Des “binationaux” dans l’équipe haïtienne :au-delà du football  

L’équipe nationale haïtienne de football n’est plus le reflet du championnat local. C’est du moins ce que pensent certains supporters. D’autres, plus catégoriques, estiment que cette équipe est la réserve de celle de la Fédération Française de Football, car elle est aujourd’hui façonnée par sa diaspora. À la vérité, la sélection est composée de joueurs binationaux formés en Europe et en Amérique du Nord. Et si c’était une stratégie visant à incarner un projet identitaire et social pour l’avenir du pays ?  
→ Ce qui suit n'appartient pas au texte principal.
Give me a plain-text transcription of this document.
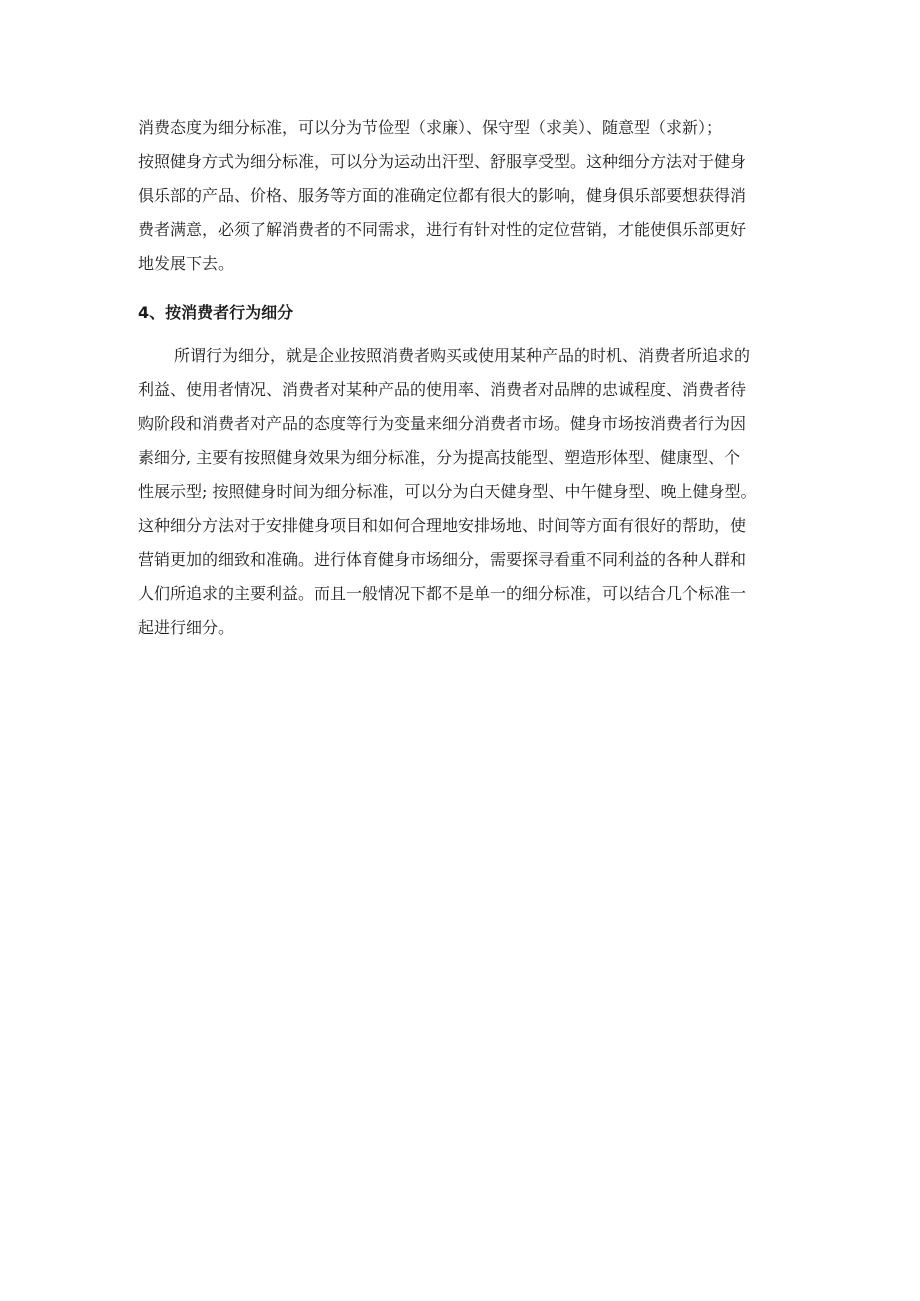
消费态度为细分标准，可以分为节俭型（求廉）、保守型（求美）、随意型（求新）；
按照健身方式为细分标准，可以分为运动出汗型、舒服享受型。这种细分方法对于健身
俱乐部的产品、价格、服务等方面的准确定位都有很大的影响，健身俱乐部要想获得消
费者满意，必须了解消费者的不同需求，进行有针对性的定位营销，才能使俱乐部更好
地发展下去。
4、按消费者行为细分
所谓行为细分，就是企业按照消费者购买或使用某种产品的时机、消费者所追求的
利益、使用者情况、消费者对某种产品的使用率、消费者对品牌的忠诚程度、消费者待
购阶段和消费者对产品的态度等行为变量来细分消费者市场。健身市场按消费者行为因
素细分, 主要有按照健身效果为细分标准，分为提高技能型、塑造形体型、健康型、个
性展示型; 按照健身时间为细分标准，可以分为白天健身型、中午健身型、晚上健身型。
这种细分方法对于安排健身项目和如何合理地安排场地、时间等方面有很好的帮助，使
营销更加的细致和准确。进行体育健身市场细分，需要探寻看重不同利益的各种人群和
人们所追求的主要利益。而且一般情况下都不是单一的细分标准，可以结合几个标准一
起进行细分。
 Une sélection aux mille racines  

Depuis Gorreux, plusieurs joueurs binationaux n’ont cessé d’intégrer la sélection masculine d’Haïti. Certains ont laissé leur empreinte, d’autres n’ont duré que l’espace d’un matin. Parmi ceux qui ont imprimé leur marque dans l’équipe, on compte Duckens Nazon, attaquant formé en France, devenu l’icône de cette génération et meilleur buteur de la sélection. Johny Placide, gardien né à Paris, a longtemps porté le brassard de capitaine. Frantzdy Pierrot, né aux États-Unis, inscrit des buts décisifs. Pour la Gold Cup et les préparations liées à la Coupe du Monde 2026, plusieurs autres professionnels ont répondu à l’appel du sélectionneur. En somme, tous partagent une histoire commune : celle de jeunes issus de la diaspora qui ont choisi de défendre les couleurs haïtiennes. Leur diversité géographique reflète la dispersion du peuple haïtien, mais leur unité sur le terrain rappelle que l’identité nationale transcende les frontières.   

Binationaux ou apport de la diaspora  

Au-delà des performances sportives, la diaspora joue un rôle clé, lequel peut être divisé en trois axes :  

  •   Sportivement, elle apporte rigueur tactique et expérience internationale.   
  •   Socialement, elle inspire les jeunes Haïtiens, qu’ils soient sur l’île ou à l’étranger.  
  • Culturellement, elle diffuse les symboles haïtiens dans les stades du monde entier, transformant chaque match en célébration transnationale.  

Cette catégorie de la population dispersée, appelée diaspora, constitue un vecteur qui mérite d’être considéré à sa juste valeur. L’Organisation internationale pour les migrations (OIM) a publié en mai dernier une nouvelle étude montrant comment un engagement renforcé avec les communautés de la diaspora peut améliorer la réponse humanitaire et soutenir les efforts de relèvement dans le monde entier.  

  Un lien identitaire puissant  

Pour ces joueurs, représenter Haïti est un acte de fidélité. Chaque rencontre devient un rituel de communion, où les Haïtiens de l’île et ceux de la diaspora vibrent ensemble. Le football agit comme un ciment social, un langage commun qui réaffirme l’appartenance à une nation souvent mise à l’épreuve.   

 Un prétexte pour un avenir meilleur  

 Dans un pays marqué par les crises, le football offre une respiration et une perspective d’avenir. L’équipe nationale, portée par la diaspora, devient un symbole de résilience et d’unité. Elle montre que l’image d’Haïti peut être revalorisée, que la diaspora est une richesse et non une fuite, et que l’identité haïtienne se vit partout.